After a clinical study on burn patients – in which the Saint-Joseph Saint-Luc hospital participated and which is to be published soon – the use of phages to treat patients on a “compassionate” basis may be authorized by the Agency national medicine. The procedure remains exceptional: one patient was treated in 2015 and another in 2016. This year, two patients were treated, both in Lyon, at the reference center for complex bone and joint infections (Crioac) of the hospital of the Croix Rousse. This is the first time that phages manufactured in France, by the company Pherecydes Pharma, have been used to treat these severe infections which were unable to heal.

The first patient was infected with a bacterium pseudomonas aeruginosa resistant to several antibiotics, after receiving cement in the sacroiliac joint attacked by bone metastases. The second patient had contracted three bacteria, including staphylococcus aureus, after the fitting of a hip prosthesis. In both cases, the patients were operated on again, their wound was cleaned and it was just before closing it that the phages were injected via a syringe. These two patients then saw their scars close quickly.

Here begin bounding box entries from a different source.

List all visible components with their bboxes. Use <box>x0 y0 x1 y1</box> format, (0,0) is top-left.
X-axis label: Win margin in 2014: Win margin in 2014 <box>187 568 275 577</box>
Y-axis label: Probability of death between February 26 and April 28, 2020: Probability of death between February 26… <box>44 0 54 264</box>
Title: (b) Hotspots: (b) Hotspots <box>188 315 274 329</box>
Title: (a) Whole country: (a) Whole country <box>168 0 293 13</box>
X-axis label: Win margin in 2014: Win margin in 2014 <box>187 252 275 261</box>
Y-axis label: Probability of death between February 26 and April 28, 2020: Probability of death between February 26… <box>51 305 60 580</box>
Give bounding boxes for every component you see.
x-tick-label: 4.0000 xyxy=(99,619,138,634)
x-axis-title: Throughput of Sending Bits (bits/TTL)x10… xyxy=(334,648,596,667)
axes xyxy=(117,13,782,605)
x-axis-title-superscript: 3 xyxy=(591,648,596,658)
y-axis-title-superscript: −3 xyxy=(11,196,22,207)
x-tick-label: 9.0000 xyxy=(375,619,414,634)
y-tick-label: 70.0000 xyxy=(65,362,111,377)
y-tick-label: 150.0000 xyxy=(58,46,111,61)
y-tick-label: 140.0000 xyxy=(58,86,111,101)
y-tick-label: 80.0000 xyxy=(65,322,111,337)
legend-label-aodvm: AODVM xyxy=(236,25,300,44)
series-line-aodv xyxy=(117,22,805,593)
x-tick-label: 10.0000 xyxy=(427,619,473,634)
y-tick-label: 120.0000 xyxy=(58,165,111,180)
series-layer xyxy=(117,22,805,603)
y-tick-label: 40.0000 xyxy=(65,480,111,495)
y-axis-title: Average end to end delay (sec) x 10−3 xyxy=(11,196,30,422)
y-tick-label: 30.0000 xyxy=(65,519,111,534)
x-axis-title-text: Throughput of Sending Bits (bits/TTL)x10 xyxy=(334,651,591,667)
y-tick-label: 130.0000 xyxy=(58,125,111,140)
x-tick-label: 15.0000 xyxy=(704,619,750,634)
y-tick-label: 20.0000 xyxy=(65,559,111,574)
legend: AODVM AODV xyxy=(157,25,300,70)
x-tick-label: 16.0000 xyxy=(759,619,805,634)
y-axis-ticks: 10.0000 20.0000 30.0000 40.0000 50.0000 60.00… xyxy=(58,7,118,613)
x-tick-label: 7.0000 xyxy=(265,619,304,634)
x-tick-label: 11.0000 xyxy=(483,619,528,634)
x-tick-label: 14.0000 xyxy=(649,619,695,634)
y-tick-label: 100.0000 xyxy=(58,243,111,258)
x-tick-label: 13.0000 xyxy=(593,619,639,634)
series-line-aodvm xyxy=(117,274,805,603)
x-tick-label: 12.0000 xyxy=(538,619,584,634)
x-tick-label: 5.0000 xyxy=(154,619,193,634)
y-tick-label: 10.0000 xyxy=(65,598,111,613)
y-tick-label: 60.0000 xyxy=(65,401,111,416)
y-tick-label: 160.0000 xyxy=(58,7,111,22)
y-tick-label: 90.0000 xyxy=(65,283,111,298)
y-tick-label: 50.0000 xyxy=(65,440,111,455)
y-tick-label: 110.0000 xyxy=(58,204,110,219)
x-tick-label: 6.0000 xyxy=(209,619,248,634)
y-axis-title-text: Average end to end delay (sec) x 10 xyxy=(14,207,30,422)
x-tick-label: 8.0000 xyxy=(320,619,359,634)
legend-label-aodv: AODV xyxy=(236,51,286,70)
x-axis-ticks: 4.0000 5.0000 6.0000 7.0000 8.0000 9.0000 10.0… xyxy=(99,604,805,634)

But in both cases, phage therapy was therefore administered in addition to surgery and antibiotic therapy. "It is integrated into a global strategy to maximize the chances of success in these complex and very heterogeneous infections", explains Prof. Tristan Ferry, head of Crioac. “Phages are not necessarily competitors of antibiotics. They can be complementary and even help antibiotics regain their effectiveness”, underlines Guy-Charles Fanneau de la Horie, president of Pherecydes Pharma.

Partners in the Phosa project, the company and the HCL want to launch clinical studies. Pherecydes Pharma thus hopes to obtain, within 2 to 3 years, marketing authorizations for its phage-based treatments against respiratory infections, osteo-articulatory infections and diabetic ulcers.